Can it be triumph?" and how she passed him and went on. He heard Clytie say to the man, "Take her to the gate, the buggy" and he stood there thinking, "I should go with her" and then, "But I must see too now. I will have to. Maybe I shall be sorry tomorrow, but I must see." So when he came back down the stairs (and he remembered how he thought, "Maybe my face looks like hers did, but it's not triumph") there was only Clytie in the hall, sitting still on the bottom step, sitting still in the attitude in which he had left her. She did not even look at him when he passed her. Nor did he overtake Miss Coldfield and the Negro. It was too dark to go fast, thought he could presently hear them ahead of him. She was not using the flashlight now; he remembered how he thought, "Surely she cant be afraid to show a light now." But she was not using it and he wondered if she were holding to the Negro's arm now; he wondered that until he heard the Negro's voice, flat, without emphasis or interest: "Wawkin better over here" and no answer from her, though he was close enough now to hear (or believe he did) her whimpering panting breath.

Then he heard the other sound and he knew that she had stumbled and fallen; he could almost see the hulking slack-faced Negro stopped in his tracks, looking toward the sound of the fall, waiting, without interest or curiosity, as he (Quentin) hurried forward, hurried toward the voices: 'You, nigger! What's your name?" 'Calls me Jim Bond."

'Help me up! You aint any Sutpen! You don't have to leave me lying in the dirt!"

When he stopped the buggy at her gate she did not offer to get out alone this time. She sat there until he got down and came round to her side; she still sat there, clutching the umbrella in one hand and the hatchet in the other, until he spoke her name.
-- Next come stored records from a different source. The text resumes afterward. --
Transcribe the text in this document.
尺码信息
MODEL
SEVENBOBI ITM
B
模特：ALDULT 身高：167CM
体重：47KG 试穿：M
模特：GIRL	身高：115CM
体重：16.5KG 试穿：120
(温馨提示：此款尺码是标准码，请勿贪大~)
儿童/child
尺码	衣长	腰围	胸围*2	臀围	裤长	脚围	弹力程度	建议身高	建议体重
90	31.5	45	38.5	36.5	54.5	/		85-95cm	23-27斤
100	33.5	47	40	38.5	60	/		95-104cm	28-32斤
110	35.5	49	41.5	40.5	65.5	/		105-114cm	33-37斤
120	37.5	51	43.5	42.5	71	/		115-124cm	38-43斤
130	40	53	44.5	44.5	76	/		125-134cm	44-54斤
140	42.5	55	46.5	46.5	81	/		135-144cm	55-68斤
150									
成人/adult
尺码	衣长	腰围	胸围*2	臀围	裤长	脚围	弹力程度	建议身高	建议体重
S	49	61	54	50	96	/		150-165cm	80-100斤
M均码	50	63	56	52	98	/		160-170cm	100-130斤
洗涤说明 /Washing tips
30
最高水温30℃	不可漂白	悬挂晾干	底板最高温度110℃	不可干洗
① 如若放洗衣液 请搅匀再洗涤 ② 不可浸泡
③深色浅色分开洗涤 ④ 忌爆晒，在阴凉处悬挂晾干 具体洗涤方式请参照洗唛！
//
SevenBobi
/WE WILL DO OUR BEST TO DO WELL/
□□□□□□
Then she stirred; he helped, lifted her down; she was almost as light as Clytie had been; when she moved it was like a mechanical doll, so that he supported and led her through the gate and up the short walk and into the dollsized house and turned on the light for her and looked at the fixed sleep-walking face, the wide dark eyes as she stood there, still clutching the umbrella and the hatchet, the shawl and the black dress both stained with dirt where she had fallen, the black bonnet jerked forward and awry by the shock of the fall. 'Are you all right now?" he said.